OTFs must establish clear rules and processes around trading. For example, an OTF operator must establish transparent rules and procedures for fair and orderly trading, and publish rules about which instruments can be traded on their venue. They must also establish and publish clear and non-discriminatory access rules, be able to suspend instruments from trading, and maintain resilient systems to facilitate continuity of trading under stressed conditions.

OTFs are also subject to the same transparency requirements as RMs and MTFs. Pre- and post-trade transparency both apply to any order or transaction executed through the systems or under the rules of an OTF. According to the new pre-trade transparency regime, OTF operators will have to publish the details of current bids and offers and the depth of trading interests of those prices. To comply with post-trade transparency rules, OTF operators will have to make public the details of transactions as close to real time as is technically possible.

Financial Requirements

The FCA have stated that the capital adequacy requirements of an OTF will be the same as that of an MTF. This would mean that the firm would become an IFPRU 730 Limited Licence Firm which has a Pillar 1 capital adequacy requirement of the higher of the following three:

€730,000

or

Credit Risk plus Market Risk

or

Fixed Overhead Requirement

Reporting Requirements

An OTF firm will move into IFPRU reporting requirements if they are not already under IFPRU.

This will mean quarterly CoRep and returns which require specialist software to complete. Other reporting requirements remain the same but are quarterly.

How to become an OTF?

The application is made on FCA Connect and is a variation of permission which will incur an FCA fee of £12,500..

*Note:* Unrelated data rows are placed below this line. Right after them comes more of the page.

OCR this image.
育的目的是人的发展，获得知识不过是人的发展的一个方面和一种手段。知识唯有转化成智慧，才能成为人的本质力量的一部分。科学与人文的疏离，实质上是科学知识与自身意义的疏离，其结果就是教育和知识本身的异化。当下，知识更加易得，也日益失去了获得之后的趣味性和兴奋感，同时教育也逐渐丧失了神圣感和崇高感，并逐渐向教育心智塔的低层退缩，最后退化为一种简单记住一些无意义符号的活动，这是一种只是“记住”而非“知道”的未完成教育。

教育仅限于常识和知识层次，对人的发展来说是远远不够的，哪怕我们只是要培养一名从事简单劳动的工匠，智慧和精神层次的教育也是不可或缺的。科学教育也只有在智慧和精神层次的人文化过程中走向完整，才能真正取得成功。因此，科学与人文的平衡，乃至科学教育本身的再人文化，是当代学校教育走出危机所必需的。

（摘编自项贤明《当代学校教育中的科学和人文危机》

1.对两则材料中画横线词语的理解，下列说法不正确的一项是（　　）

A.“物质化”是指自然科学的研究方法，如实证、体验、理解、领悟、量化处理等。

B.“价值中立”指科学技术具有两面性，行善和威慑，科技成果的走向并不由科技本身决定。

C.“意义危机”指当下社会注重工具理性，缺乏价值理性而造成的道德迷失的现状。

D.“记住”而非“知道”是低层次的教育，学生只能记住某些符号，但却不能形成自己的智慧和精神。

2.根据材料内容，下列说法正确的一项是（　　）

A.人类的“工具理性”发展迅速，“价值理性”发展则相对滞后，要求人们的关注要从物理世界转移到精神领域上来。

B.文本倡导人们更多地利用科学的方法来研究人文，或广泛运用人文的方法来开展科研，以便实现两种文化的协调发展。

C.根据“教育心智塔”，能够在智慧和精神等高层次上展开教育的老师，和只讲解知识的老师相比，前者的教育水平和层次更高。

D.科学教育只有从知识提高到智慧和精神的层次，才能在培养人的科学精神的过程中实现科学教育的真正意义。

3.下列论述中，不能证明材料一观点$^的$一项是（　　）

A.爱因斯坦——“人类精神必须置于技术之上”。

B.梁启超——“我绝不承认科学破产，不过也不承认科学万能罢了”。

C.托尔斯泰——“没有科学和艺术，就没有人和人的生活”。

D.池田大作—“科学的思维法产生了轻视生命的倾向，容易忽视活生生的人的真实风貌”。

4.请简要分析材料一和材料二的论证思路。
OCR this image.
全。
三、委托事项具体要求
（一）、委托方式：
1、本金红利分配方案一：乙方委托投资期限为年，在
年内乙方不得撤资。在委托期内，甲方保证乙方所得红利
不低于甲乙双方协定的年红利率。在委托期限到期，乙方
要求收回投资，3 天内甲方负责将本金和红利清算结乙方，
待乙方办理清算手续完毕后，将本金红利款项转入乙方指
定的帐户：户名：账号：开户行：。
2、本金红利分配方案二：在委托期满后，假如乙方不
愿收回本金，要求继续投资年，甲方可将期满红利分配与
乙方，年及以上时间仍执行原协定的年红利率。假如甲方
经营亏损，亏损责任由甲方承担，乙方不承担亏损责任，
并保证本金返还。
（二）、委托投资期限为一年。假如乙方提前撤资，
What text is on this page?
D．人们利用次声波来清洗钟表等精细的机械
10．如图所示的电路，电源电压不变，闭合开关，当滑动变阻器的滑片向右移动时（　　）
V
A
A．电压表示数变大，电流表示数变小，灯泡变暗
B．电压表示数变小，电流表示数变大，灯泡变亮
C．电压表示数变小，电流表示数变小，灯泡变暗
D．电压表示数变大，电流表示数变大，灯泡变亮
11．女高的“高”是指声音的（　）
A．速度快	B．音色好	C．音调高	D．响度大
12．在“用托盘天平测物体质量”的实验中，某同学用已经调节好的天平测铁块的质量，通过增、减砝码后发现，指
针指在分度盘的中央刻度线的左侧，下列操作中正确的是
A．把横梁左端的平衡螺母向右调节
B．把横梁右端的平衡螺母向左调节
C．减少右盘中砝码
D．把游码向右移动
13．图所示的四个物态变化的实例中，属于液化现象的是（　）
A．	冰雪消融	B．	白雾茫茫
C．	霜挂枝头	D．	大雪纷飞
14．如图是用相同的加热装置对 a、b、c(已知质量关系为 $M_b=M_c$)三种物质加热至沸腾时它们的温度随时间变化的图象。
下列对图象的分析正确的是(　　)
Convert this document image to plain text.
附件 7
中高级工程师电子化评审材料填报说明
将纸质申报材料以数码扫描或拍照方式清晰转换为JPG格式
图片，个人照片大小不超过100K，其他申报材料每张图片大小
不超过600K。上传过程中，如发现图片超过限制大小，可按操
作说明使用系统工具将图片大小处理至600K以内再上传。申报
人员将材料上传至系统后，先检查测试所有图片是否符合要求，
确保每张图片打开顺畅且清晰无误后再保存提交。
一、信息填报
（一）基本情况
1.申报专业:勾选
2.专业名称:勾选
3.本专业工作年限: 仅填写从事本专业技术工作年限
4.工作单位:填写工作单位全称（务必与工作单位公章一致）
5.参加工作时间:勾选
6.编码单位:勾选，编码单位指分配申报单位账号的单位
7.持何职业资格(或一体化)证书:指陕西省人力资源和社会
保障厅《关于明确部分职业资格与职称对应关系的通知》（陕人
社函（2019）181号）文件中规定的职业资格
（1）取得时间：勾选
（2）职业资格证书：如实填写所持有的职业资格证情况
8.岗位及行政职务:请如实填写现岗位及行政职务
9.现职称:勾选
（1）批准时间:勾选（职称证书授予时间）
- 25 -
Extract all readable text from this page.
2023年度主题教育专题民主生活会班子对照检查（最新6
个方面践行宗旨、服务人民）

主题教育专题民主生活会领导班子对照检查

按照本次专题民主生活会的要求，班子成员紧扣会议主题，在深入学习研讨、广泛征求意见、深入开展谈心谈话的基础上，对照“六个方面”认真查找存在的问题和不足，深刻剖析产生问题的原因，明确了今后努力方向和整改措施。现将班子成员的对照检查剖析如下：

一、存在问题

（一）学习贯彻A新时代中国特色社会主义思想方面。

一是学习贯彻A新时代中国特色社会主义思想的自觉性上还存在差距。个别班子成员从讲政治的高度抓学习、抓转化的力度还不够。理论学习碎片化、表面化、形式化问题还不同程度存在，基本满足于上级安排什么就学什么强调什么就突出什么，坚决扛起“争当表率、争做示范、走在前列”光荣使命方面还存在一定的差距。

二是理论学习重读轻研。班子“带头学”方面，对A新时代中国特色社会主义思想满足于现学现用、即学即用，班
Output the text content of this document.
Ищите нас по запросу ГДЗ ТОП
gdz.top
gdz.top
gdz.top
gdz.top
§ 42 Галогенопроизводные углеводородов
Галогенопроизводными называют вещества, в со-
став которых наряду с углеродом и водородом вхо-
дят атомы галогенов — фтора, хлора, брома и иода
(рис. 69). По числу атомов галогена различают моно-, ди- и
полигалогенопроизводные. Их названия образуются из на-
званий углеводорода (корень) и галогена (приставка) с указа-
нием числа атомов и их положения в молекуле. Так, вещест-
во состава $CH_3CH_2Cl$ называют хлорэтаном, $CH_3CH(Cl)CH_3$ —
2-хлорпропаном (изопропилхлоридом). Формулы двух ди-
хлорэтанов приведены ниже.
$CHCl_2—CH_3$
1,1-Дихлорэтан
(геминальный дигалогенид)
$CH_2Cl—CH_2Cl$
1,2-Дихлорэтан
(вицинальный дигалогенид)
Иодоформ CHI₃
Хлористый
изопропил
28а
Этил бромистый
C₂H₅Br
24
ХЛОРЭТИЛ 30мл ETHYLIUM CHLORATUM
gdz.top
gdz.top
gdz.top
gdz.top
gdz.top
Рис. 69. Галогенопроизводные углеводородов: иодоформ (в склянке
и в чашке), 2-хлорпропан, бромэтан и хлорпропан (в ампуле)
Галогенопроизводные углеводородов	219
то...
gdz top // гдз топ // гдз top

The firm will need a recovery and resolution plan to be submitted at the same time as the application which is quite a complicated piece of work. The applicant firm should also provide a financial forecast for the following year. The ICAAP may well be called for but, as the business of the firm would potentially stay exactly the same, this should just be refreshed should the FCA request sight. The final requirement is to comply with the MiFID II Article 18 requirements which include:

  • The establishment of transparent rules and procedures for fair and orderly trading and established objective criteria for the efficient execution of orders.
  • Publication, maintain and implement transparent and non-discriminatory rules based on objective criteria, governing access to the facility
  • Transparent rules regarding the criteria for determining the financial instruments that can be traded under the system
  • Effective systems and arrangements to [run an OTF]
  • Arrangements for the settlement of the transactions concluded under the system

Under Article 2(2)(a) – (d) of the commission Implementing Regulation 2016/824 of 25th May 2016, they specifically draw attention to a voice broking system as follows:

A relevant operator shall provide its competent authority with a detailed description of the functioning of its trading system specifying:

(a) whether the system represents a voice, electronic or hybrid functionality;

(b) in the case of an electronic or hybrid trading system, the nature of any algorithm or program used to determine the matching and execution of trading interests;

(c) in the case of a voice trading system, the rules and protocols used to determine the matching and execution of trading interests;

(d) a description explaining how the trading system satisfies each element of the definition of an MTF or an OTF.

Time line

The deadlines for investment firms applying for a variation of permission such as this would be 3rdJuly 2017, allowing the FCA the statutory six months to process a complete Variation of Permission application. However, the FCA have stated that the majority of applications they receive are incomplete, so encourage firms to apply as soon as possible to increase the chance of obtaining the relevant permissions by 3 January 2018.